Evelyn Blackett
aan
E. du Perron
Sunderland, 2 oktober 1929
14 Ashby Street -
Wednesday -
October 2nd 1929 -
Dear Mr. Du Perron, -
I liked your last letter very much indeed. I too had fears - but they have gone now. I was afraid that you might be like most of the other young ‘littérateurs’ I have met who are as exasperating as you say - but you write ‘Ce qu'il faut demander avant tout à quelqu'un, c'est d'être vrai’ - which puts things right. - I was amused at your idea of my character - femme de tête energique etc., etc. It has taken me a long time to get together some sort of solid philosophy of life - & heaven knows it has not been simple. But one or two facts I've got clear in the end. Once upon a time I hadn't much courage before life. It seemed to give one so little of what one really wanted - good friendship, sympathy, the realization of one's ambitions for oneself & for others. Thus every third day or so, I decided, like most young people who think at all, to just finish things. I worked myself out of this state by getting to know intimately lots of people - & then it struck me that I was not ‘playing the game.’ I discovered there were whole crowds of men & women much weaker than myself - & that I could do a little towards helping things on if I only stuck to my guns. It seemed as though we were all in a gloomy cavern, - & that the same course of action was to explore the delights of the cavern, if any, - & to make the most of the bits of sunlight that came in. And then, with a little effort, you could persuade the other people in the cavern that it wasn't so bad after all - that there were lots of interesting things in it - & that the bits of sunlight could be really pleasant - if you tried hard enough to enjoy them. - You see, I too am ‘sceptical’ but there are so many others who are ready to say so & to tell me this life is a mess that it would be foolish for me to do so too - seeing that my philosophy of life is more comfortable for the others than theirs. - With a very little persuasion one can make ‘the others’ explore the cavern & enjoy doing so - one can make them see the jolliness one can get out of the bits of sunshine - & that seems to be the main thing. -
At least I am afraid I am just as solitary & ‘individualiste’ as you. Not many people understand quite all one thinks or says or does - but then one must be courageous enough to stand alone & never mind the loneliness & persuade the others that one is not lonely & wretched so that things will be easier for them. -
I think that's about all as for myself. I have been wondering just why you are as you are. - The remark you make about appreciating truth & sincerity make me feel that you are working along the right path. - As for my dislike of the Romantics, I am a little weary of the ‘pleurnichards’ of life, for it is so easy to be one oneself - & then one gets into the most hopeless of messes. - As for the majority of contemporary poets, I too, see that most of what they say is full of ‘attitude’ - & that they don't help things on at all. - Thus, I'm going to give my present philosophy of life a fair trial.

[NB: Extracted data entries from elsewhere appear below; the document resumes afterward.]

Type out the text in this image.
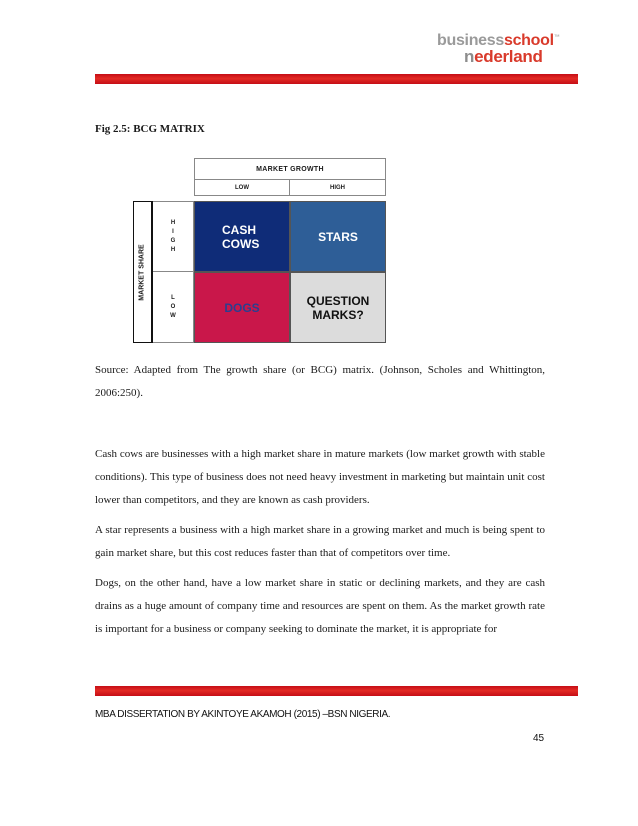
businessschool™
nederland
Fig 2.5: BCG MATRIX
MARKET GROWTH
LOW	HIGH
MARKET SHARE
H
I
G
H
L
O
W
CASH
COWS	STARS
DOGS	QUESTION
MARKS?

Source: Adapted from The growth share (or BCG) matrix. (Johnson, Scholes and Whittington, 2006:250).

Cash cows are businesses with a high market share in mature markets (low market growth with stable conditions). This type of business does not need heavy investment in marketing but maintain unit cost lower than competitors, and they are known as cash providers.

A star represents a business with a high market share in a growing market and much is being spent to gain market share, but this cost reduces faster than that of competitors over time.

Dogs, on the other hand, have a low market share in static or declining markets, and they are cash drains as a huge amount of company time and resources are spent on them. As the market growth rate is important for a business or company seeking to dominate the market, it is appropriate for

MBA DISSERTATION BY AKINTOYE AKAMOH (2015) –BSN NIGERIA.
45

I feel there is something in it as it does make things simpler for ‘the others’. -
I hardly know whether to call myself a ‘femme très moderne’. I have a career before me, I appreciate jazz as well as classical music, I like to find myself now & then surrounded by friends who talk about everything under the sun - but I think my real days of relative happiness (I say relative for my new optimism hasn't yet reached the stage of believing in the possibility of the ‘bonheur complet’) come when I can go off to the beach & climb among the rocks with my dog - or when I can be with myself in my room, to read & think & potter about just as I like. - I think, perhaps, that the ‘femme très moderne’ does not wholly agree with me there. -
That is about all. I like you - for you are as I imagined when I read the ‘historiettes’. You may be sceptical & individualistical - but so am I - & the remark about the ‘vrai’ shows that your system of values is solid enough. -
I am enclosing a few snaps - of Durham, my old University city. They are badly taken - & are merely of spots I liked at Durham. I'll send you others later - in which you will see the Cathedral & my old college & the things one should ‘snap’ first. - The lady & gentleman are my sister & brother-in-law who help me to be a ‘femme très moderne’. - I enclose a photograph of myself - which is an awful one, but it's the only one I have - et ma vanité, même féminine, n'est pas très grande. -
I hope you will understand a little more now just why I think as I do. Optimism does not come naturally to me: I can count the times I've been really happy on my fingers. But that doesn't matter seeing that now I've a little courage & a little optimism.
- I should very much like to talk about the theatre in its present state in England, but it will be for later if you so desire. - Meantime, may I thank you again for not appreciating the ‘sinfonies’ & the ‘cabotinage’ & for saying that ‘ce qui compte, c'est le vrai.’ -
Goodbye for now - & good luck. -
Believe me,
Yours very sincerely,
Eveline Blackett. -
Unless something quite unexpected happens (& I have learnt to count on these unexpected things) I shall be in Belgium next Sunday or Monday - & shall let you know when I am likely be in Brussels. -
As you will have seen by my card, I appreciated the Norge after all!